Another example of non-Euclidean data is manifolds. These include a large number of geometric surfaces like twists or curves or even diverse 3D shapes. In short, manifolds are just multi-dimensional spaces composed of many points. Now the data used here can come from multiple sources such as numerical values or images.
Applications of geometric deep learning
• 3D modeling
• Molecular modeling
Besides molecular and 3D modeling, geometric deep learning can also help address problems related to physics, biology, and computational chemistry.
During COVID-19, researchers made use of Knowledge Graph Convolutional Network (KGCN) in Relation prediction (a task that helps identify a named relation between two named semantic entities).
Geometric deep learning can also be applicable in drug discovery, wherein these molecules can be represented to be graphs and atoms to be the nodes and bonds as edges.
Conclusion
Geometric deep learning helps address fundamental problems that underlie computational biology and 3D computer vision communities.

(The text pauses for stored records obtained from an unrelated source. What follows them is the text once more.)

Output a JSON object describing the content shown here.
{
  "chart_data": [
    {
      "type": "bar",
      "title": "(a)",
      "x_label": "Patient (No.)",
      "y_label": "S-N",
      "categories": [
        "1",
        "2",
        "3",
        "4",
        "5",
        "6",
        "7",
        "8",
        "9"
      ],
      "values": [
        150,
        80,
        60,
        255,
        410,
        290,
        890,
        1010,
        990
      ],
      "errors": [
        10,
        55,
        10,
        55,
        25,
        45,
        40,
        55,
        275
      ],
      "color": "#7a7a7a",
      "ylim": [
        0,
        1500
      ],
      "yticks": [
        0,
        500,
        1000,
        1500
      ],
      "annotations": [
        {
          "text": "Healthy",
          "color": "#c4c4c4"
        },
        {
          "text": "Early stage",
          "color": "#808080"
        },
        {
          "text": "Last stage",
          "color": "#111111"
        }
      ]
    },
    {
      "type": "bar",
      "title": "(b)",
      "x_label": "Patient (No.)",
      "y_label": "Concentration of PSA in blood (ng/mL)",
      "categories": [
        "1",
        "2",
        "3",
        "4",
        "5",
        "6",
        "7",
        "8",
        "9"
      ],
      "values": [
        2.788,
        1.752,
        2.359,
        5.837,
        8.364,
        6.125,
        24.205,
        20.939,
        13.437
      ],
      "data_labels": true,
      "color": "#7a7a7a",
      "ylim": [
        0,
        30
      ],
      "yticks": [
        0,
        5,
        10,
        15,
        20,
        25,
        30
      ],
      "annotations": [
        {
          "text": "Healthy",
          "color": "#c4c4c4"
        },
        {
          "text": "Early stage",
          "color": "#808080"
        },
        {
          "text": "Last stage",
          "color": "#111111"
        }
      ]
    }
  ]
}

This model develops methods for protein function prediction to make the most of functional annotation obtained from time-consuming protein function characterization experiments.
As a result, the geometric DL methods are capable of providing solutions to mesh or graph-structured data to perform multiple tasks such as 3D shape recognition and multi-label or multi-class semi-supervised node classification.
Such methods can instigate more people to take full advantage of geometric deep learning to resolve problems in multiple fields underlying manifolds and graphs.